In Suffolk County, we have a Medical Evaluations Unit within the department with the imperative to get people back to work. They see people who have cheated the system and they want to make sure it does not happen anymore. They assume everyone wants to cheat the system. Raging headaches, lack of sleep, false sensation in the body, fatigue, light sensitivity, and balance problems in addition to an emotional reactivity make them not a candidate for full time duty. So, they put them on light duty at the front desk, which one officer described as the patrol car without the wheels, and the prestige. Supervisors in my area tend to take one look at the cops and say, “you really are different and messed up,” and try to adapt the work environment for them. They try to help, but the battle becomes the cops v. medical evaluation. They are made to feel something is truly wrong with their desire to work. They are made to feel they are lazy and trying to take advantage of the county. It is disgusting to watch these men destroyed.
They go home exhausted from work. Domestic disputes are rampant in their families. They can’t even get emotionally charged about their kids anymore. The bureaucracy eats them up. If the guys have enough time in, they consider retiring at this point, if not they use up their sick time to get away when they are not feeling good, and all sense of self starts to wither away. Then when they apply for disability, they are rejected because there is no bloody shirt or broken bones. Maybe the World War I military tradition of shooting them was more humane than putting them through the scrutiny of accusing them of not wanting to work, and being lazy. Certainly, it has been that way for my patients.

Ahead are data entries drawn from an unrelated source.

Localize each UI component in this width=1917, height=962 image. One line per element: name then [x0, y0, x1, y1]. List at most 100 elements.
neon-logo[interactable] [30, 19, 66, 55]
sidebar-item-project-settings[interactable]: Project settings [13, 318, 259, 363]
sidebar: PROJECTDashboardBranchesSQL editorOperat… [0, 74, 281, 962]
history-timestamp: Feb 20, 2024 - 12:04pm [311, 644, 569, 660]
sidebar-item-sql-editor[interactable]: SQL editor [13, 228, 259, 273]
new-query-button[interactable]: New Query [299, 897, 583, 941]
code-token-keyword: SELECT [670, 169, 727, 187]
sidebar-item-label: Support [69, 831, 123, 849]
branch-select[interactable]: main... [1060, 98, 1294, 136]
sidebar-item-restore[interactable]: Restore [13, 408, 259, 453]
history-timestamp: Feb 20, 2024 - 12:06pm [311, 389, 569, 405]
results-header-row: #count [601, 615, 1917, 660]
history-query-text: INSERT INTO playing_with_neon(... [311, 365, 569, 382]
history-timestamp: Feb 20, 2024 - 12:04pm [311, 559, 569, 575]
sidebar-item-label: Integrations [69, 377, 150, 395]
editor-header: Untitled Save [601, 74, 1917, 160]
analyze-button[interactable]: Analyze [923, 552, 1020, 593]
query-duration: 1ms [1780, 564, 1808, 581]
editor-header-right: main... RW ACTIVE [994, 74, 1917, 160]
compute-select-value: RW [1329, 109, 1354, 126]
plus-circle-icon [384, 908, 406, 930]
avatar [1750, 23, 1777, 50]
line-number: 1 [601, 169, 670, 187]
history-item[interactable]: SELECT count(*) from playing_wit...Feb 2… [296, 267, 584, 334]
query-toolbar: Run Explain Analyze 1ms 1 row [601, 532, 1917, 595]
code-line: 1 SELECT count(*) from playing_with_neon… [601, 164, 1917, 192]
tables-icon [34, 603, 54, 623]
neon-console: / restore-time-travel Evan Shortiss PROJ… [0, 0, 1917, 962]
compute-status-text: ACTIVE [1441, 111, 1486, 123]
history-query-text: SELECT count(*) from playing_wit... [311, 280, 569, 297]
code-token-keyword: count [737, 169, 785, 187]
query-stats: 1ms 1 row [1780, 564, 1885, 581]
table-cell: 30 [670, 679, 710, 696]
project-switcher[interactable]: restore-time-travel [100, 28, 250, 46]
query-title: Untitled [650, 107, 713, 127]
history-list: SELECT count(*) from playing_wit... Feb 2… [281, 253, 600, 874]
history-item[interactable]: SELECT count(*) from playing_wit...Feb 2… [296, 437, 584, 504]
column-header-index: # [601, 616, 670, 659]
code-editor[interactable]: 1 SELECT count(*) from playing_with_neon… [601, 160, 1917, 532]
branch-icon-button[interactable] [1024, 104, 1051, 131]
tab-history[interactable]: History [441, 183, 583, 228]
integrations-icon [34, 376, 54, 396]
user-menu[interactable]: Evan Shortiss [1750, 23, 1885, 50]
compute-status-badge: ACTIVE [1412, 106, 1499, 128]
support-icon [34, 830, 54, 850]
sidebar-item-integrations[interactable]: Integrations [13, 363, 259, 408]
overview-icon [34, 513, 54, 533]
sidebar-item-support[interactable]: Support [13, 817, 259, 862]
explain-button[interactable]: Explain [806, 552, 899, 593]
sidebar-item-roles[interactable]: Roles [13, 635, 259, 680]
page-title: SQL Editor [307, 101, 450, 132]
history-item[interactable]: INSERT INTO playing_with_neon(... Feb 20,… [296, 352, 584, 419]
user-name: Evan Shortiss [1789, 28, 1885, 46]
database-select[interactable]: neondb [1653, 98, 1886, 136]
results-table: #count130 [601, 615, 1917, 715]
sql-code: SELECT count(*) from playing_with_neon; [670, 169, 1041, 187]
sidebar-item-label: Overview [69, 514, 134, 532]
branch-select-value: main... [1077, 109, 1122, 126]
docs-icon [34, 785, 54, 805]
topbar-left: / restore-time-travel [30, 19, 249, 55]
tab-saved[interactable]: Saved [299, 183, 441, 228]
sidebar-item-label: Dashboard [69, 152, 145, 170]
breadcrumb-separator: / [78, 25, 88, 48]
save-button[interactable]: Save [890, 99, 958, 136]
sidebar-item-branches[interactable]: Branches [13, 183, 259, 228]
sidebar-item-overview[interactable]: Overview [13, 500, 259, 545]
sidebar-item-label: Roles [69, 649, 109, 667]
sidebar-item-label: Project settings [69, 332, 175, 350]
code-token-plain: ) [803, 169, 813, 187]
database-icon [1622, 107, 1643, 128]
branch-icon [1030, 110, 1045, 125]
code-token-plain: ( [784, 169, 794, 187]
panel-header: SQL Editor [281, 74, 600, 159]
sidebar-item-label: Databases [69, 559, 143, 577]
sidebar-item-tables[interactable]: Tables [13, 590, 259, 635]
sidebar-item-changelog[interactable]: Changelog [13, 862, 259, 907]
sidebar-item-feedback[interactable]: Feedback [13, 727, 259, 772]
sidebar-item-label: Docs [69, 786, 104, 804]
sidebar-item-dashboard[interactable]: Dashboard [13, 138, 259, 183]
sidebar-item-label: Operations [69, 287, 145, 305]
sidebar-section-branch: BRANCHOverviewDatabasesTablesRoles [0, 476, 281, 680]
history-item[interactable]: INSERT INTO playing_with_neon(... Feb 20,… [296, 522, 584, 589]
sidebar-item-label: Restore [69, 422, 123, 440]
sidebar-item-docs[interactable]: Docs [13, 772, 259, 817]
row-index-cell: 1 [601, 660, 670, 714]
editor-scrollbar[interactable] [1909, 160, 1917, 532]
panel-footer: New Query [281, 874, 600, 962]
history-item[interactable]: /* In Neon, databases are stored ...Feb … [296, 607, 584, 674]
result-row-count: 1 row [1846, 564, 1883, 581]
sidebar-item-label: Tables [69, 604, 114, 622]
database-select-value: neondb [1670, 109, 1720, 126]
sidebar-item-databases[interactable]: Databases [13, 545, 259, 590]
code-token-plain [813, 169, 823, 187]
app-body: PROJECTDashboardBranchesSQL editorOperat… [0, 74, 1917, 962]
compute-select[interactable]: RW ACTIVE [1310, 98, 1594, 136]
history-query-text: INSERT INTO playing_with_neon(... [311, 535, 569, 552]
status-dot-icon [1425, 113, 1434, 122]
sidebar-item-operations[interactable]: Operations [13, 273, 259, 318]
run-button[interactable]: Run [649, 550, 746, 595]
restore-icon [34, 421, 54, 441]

This practice has to stop and eventually it will. But during this period, those with Traumatic Brain Injury are lost to the system and the many cheaters who have caused the pendulum to swing in the direction of lacking empathy. Eventually medicine will invent a scanning process that will pick up the micro-tears in the brain. It happened in football and the military, it will happen in policing. For now, we need to recognize this is a problem and be a little more empathetic when a person comes from a car accident where he has lost consciousness or has symptoms of a brain injury. Look for this in your department, and try to help these men. When a cop tells you he can’t sleep, he feels strange, his emotions are not right, or he has headaches and can’t stand the lighting, see these as signs and symptoms of an injured cop, and help him or her out. You may save a suicide, or a drug problem from developing. Eventually, disability and departments will recognize this problem. The military and the NFL fought recognizing it, but they came around. Cops have this problem too, and the numbers of car accidents in this profession will make it come to light.